Una realidad de la que apenas se habla

Cuando se habla de vivienda en España, la atención pública suele centrarse en el precio de los alquileres, las dificultades de acceso a la vivienda de los jóvenes, las viviendas turísticas, la ocupación ilegal o la falta de oferta residencial. Sin embargo, existe un fenómeno mucho más profundo, silencioso y con consecuencias potencialmente enormes para el futuro de nuestras ciudades: el envejecimiento de las comunidades de propietarios.

Miles de edificios construidos durante las décadas de los años sesenta, setenta y ochenta fueron ocupados por familias jóvenes que iniciaban entonces su proyecto vital. Aquellos propietarios tienen hoy entre 70 y 90 años y, en muchos casos, continúan residiendo en las mismas viviendas que adquirieron hace cuarenta o cincuenta años.

Esta circunstancia, aparentemente normal, está generando cambios profundos en la forma de gestionar los edificios, financiar las obras, afrontar la accesibilidad, resolver conflictos y planificar el futuro del parque residencial español.

Porque no solo envejecen las personas, también envejecen los edificios.

Y las consecuencias de ambos fenómenos están empezando a converger.

El edificio como reflejo de una sociedad que envejece

España es uno de los países con mayor esperanza de vida del mundo. Este éxito social constituye una extraordinaria noticia desde el punto de vista humano, pero también plantea desafíos que afectan directamente al ámbito residencial.
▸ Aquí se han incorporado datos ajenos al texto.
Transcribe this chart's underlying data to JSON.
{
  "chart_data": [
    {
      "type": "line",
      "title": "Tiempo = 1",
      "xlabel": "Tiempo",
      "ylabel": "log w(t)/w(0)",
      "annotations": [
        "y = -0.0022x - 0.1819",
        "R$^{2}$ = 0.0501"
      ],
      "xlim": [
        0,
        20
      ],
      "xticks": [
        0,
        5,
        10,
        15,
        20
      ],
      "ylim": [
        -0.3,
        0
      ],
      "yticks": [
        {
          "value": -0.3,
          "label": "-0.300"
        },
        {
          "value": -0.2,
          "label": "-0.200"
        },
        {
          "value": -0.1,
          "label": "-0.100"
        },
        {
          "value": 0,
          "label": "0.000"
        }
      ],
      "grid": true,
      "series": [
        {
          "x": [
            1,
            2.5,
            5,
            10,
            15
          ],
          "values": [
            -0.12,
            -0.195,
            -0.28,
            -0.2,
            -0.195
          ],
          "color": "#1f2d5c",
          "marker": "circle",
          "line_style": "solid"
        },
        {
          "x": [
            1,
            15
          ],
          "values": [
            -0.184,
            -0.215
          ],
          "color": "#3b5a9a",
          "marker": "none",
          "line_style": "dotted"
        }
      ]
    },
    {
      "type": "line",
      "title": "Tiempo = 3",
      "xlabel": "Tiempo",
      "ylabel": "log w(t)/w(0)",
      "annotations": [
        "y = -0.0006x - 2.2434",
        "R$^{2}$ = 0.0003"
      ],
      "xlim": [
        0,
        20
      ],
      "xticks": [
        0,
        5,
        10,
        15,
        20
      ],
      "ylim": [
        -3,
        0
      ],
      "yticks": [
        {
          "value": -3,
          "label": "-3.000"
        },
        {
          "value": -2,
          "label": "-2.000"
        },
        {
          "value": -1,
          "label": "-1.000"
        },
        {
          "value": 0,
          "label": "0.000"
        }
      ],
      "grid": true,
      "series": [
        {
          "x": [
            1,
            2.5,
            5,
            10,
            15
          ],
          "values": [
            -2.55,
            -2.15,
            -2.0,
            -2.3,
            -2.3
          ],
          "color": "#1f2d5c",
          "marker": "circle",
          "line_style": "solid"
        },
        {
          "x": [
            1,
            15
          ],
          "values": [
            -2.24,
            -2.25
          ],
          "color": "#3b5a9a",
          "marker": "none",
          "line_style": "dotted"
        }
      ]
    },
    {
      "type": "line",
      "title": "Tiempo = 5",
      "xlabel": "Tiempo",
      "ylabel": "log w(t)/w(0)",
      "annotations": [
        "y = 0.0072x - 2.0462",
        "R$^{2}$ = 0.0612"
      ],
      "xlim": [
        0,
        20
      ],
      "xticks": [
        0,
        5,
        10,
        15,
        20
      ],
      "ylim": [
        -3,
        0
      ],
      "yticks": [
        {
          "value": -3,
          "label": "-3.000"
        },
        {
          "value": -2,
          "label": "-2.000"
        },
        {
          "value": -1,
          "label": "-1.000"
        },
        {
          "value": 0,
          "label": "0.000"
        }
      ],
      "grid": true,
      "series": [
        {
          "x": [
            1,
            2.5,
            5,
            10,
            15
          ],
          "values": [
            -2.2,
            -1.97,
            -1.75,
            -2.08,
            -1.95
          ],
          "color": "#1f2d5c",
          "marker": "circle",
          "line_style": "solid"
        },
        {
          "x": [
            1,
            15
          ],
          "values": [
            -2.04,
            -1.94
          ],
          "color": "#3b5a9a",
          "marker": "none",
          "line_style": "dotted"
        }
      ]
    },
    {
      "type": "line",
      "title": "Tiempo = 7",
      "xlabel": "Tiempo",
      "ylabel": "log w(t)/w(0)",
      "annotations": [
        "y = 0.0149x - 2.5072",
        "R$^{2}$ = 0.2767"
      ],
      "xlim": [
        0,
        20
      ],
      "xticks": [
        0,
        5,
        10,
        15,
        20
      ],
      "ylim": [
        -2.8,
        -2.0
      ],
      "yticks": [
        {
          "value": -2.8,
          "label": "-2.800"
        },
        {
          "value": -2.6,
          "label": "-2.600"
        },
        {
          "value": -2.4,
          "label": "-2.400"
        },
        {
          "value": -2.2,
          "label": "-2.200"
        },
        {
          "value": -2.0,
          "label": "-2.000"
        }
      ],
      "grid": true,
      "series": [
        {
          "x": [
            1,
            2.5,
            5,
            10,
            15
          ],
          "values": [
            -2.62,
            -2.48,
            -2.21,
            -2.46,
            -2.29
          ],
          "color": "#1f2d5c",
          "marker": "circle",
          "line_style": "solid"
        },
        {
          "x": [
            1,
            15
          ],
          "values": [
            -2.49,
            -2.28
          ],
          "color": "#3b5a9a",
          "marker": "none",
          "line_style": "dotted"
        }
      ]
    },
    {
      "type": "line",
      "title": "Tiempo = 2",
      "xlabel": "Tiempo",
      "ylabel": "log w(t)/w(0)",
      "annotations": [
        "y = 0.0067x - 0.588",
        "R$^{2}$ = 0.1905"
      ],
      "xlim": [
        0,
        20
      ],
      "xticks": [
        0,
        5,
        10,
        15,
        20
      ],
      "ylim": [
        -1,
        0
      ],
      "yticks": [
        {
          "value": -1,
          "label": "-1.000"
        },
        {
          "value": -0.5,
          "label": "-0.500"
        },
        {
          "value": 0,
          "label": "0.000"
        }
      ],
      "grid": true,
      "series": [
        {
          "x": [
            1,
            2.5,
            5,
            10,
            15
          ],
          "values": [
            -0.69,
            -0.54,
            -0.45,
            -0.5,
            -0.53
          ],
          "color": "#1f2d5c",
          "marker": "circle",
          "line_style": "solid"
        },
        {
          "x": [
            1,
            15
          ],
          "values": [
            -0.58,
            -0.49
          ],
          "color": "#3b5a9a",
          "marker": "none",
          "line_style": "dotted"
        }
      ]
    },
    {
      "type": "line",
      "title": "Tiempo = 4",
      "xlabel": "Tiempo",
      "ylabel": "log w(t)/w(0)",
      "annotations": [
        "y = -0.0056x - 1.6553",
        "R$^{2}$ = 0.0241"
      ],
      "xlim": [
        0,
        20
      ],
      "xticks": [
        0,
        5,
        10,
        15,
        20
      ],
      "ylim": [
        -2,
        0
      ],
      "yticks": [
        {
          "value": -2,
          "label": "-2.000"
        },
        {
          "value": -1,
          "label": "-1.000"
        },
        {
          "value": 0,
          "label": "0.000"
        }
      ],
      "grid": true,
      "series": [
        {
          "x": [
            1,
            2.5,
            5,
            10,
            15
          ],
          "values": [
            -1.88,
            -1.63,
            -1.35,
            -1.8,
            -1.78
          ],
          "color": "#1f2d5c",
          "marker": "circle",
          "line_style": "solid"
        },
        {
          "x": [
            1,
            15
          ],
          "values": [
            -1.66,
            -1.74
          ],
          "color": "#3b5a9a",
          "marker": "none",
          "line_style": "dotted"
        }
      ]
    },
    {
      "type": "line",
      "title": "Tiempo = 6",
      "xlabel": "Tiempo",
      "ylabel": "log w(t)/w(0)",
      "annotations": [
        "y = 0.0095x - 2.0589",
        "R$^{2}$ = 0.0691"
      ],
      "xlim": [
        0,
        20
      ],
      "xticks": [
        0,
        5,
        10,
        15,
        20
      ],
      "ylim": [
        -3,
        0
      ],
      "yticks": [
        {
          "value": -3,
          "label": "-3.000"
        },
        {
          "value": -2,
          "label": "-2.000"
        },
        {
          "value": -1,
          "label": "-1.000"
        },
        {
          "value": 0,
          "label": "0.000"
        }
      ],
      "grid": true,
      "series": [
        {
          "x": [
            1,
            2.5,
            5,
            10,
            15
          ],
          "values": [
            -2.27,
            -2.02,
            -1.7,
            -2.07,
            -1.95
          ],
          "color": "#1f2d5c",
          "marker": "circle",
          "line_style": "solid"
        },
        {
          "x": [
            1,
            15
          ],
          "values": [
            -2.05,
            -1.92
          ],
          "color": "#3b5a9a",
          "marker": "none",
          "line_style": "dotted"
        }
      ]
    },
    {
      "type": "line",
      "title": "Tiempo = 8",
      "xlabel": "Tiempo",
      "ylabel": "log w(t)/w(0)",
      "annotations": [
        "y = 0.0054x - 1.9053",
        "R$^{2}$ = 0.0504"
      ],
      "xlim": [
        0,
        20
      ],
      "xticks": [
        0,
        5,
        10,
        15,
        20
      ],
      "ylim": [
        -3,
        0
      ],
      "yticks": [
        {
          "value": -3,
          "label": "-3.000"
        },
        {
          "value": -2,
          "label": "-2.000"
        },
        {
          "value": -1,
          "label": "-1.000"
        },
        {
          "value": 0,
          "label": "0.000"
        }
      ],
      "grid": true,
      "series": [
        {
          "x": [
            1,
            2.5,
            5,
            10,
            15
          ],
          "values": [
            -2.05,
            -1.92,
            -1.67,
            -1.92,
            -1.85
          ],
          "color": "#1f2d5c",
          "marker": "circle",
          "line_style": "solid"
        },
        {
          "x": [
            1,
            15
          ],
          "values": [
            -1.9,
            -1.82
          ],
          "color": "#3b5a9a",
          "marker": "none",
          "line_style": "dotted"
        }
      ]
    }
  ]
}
En numerosas comunidades de propietarios encontramos hoy viviendas ocupadas por una única persona mayor o por matrimonios jubilados cuyos hijos abandonaron el hogar hace años.

Los edificios reflejan perfectamente la evolución demográfica de la sociedad española.

Donde antes había familias numerosas, hoy encontramos hogares unipersonales.

Donde antes predominaban personas en edad laboral, ahora abundan los pensionistas.

Donde antes las necesidades eran distintas, hoy aparecen demandas relacionadas con la accesibilidad, la asistencia y la adaptación de las viviendas.

Esta transformación tiene importantes consecuencias económicas, jurídicas y sociales.

Cuando subir unas escaleras deja de ser algo normal

Uno de los efectos más visibles del envejecimiento de las comunidades es la creciente necesidad de accesibilidad.

Miles de edificios españoles fueron construidos sin ascensor o con importantes barreras arquitectónicas porque, en el momento de su construcción, nadie imaginó que décadas después estarían ocupados mayoritariamente por personas de edad avanzada.

Escaleras en el portal.

Peldaños de acceso.

Pasillos estrechos.

Garajes poco accesibles.

Portales elevados respecto a la vía pública.

Todo ello puede convertirse en un obstáculo insalvable para una persona con movilidad reducida.

La accesibilidad ya no es una cuestión de comodidad.

Es una cuestión de autonomía personal, dignidad y calidad de vida.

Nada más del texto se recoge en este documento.